Mais Jésus met en garde : rien dans la vie qu’il a choisie n’est facile. Peu de choses sont miraculeuses. Au quotidien, c’est une vie de débats, de combats, de survie.
Veux-tu vraiment cela ? Veux-tu vraiment porter ta croix — la tienne ? Ou cherches-tu à y échapper en me suivant ?
La Miviludes de notre époque a fait une campagne de prévention avec de courtes vidéos alertant sur les pièges des prédateurs spirituels. Le fil rouge de ces spots : on nous promet un monde meilleur.
« Avec ce traitement alternatif, tu vas enfin guérir ! » — paroles vides.
« Avec ce coaching, tu vas réussir ! » — mais au final, seul le coach encaisse.
L’entrée dans un mouvement sectaire passe presque toujours par la promesse d’une vie meilleure, d’un progrès, d’une méthode miraculeuse… Mais la réalité, c’est souvent des pertes : perte de liberté, perte matérielle, séquelles psychiques et physiques.
Jésus, lui, fait sa propre prévention. Il ne promet pas le bonheur pur. Il dit : ici, il n’y a pas de solutions miracles.

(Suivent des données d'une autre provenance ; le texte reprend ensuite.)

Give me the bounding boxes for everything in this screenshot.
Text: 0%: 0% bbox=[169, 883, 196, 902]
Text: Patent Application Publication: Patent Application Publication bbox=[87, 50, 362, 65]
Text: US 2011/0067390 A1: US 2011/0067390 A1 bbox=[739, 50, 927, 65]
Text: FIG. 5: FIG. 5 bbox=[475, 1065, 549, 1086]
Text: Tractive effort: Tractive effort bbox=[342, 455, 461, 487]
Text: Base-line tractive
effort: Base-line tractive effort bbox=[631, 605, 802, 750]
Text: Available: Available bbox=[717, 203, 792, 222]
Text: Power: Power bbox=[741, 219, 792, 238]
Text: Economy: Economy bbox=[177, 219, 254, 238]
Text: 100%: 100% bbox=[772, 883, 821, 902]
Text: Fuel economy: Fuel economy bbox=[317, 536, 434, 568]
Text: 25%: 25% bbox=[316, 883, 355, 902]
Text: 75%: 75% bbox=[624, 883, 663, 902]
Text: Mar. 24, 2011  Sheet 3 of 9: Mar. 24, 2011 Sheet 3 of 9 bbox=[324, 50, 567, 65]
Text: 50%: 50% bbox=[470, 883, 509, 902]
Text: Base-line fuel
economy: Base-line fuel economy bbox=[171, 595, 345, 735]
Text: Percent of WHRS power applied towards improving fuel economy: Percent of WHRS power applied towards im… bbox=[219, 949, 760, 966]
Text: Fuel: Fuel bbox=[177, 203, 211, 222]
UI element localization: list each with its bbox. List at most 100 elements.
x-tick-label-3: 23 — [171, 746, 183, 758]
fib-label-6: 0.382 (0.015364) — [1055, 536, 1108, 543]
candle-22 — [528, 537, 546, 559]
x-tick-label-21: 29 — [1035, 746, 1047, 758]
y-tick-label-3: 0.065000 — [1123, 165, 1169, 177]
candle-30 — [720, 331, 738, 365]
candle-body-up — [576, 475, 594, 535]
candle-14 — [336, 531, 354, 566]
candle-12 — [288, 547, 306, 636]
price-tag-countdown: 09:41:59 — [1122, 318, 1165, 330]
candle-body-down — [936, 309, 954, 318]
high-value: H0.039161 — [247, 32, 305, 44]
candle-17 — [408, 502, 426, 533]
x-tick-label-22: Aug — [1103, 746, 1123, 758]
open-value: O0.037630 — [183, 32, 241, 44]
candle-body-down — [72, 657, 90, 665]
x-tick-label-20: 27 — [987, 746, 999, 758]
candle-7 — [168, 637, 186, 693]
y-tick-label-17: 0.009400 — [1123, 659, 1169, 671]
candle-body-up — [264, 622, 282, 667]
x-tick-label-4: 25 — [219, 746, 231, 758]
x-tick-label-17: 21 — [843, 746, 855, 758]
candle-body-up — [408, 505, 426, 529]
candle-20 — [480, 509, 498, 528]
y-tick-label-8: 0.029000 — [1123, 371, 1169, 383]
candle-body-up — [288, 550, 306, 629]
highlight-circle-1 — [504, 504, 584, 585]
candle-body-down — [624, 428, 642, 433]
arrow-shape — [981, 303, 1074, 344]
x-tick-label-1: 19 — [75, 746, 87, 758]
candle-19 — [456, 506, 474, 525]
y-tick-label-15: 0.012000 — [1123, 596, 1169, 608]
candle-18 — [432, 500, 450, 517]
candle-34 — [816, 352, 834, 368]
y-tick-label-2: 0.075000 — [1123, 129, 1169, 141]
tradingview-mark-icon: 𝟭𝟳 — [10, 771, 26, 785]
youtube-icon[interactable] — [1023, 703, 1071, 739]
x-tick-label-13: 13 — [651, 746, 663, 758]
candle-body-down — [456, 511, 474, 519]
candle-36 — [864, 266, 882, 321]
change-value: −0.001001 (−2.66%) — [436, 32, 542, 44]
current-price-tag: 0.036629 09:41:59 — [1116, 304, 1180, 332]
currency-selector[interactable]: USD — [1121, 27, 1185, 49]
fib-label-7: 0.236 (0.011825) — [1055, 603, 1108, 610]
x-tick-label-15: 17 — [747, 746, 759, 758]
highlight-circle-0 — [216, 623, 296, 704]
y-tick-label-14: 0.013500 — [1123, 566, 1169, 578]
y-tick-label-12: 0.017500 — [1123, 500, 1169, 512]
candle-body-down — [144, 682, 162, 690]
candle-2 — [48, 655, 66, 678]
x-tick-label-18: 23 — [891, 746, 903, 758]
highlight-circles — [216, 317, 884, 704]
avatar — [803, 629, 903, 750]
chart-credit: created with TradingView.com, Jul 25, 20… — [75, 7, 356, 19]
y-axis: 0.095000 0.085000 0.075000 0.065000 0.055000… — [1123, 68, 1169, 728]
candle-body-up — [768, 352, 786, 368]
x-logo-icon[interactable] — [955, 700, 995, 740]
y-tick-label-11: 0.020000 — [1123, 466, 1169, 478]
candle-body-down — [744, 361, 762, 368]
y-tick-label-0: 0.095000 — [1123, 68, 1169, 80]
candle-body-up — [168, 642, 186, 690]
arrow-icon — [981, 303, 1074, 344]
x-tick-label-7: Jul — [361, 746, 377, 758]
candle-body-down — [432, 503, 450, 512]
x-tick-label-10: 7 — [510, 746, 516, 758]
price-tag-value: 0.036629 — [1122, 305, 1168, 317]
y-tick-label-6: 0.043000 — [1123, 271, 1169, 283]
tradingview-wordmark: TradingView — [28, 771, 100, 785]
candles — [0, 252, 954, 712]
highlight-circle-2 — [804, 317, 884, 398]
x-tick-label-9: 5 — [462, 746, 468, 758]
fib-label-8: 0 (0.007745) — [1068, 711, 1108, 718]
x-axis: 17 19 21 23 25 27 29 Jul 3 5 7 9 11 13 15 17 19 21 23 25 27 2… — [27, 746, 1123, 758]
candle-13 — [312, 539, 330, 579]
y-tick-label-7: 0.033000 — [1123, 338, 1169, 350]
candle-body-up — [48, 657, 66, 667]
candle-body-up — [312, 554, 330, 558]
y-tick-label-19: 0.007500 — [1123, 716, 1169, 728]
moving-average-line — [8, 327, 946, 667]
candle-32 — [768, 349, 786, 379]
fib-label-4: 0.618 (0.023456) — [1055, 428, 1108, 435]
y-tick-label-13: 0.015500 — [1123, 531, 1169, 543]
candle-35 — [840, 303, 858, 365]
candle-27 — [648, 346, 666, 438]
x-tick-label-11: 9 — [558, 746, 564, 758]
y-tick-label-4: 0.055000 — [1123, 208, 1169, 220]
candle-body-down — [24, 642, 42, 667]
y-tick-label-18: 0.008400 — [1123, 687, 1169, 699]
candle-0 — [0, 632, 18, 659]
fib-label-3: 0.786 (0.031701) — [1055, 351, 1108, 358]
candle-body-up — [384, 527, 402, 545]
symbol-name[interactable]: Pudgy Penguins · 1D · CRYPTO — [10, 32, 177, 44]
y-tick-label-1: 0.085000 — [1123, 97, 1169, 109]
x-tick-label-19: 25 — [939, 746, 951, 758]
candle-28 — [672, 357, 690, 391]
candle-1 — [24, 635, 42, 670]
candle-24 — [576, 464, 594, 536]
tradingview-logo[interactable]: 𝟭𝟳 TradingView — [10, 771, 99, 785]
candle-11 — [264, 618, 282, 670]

Ici, on vous demande d’être tels que vous êtes — avec vos limites et vos blessures — et de vous engager à vous accompagner les uns les autres.
2) Jésus désigne une nouvelle réalité
Voyons dans son contexte pourquoi Jésus dit :
« Celui qui vient à moi doit me faire passer avant son père, sa mère, sa femme, ses enfants, ses frères, ses sœurs, et même sa propre personne.»
Un slogan que nous connaissons ailleurs : souvenez-vous de ces passages où Jésus refuse de voir sa famille et dit :
« Ma famille, ce sont mes amis dans la foi, mes frères et sœurs. »
En Luc 14, le mot grec utilisé veut dire « haïr » :
« Celui qui ne hait pas son père et sa mère… »
Mais nos traductions, avec raison, l’ont replacé dans le contexte : il ne s’agit pas de détester, mais de hiérarchiser.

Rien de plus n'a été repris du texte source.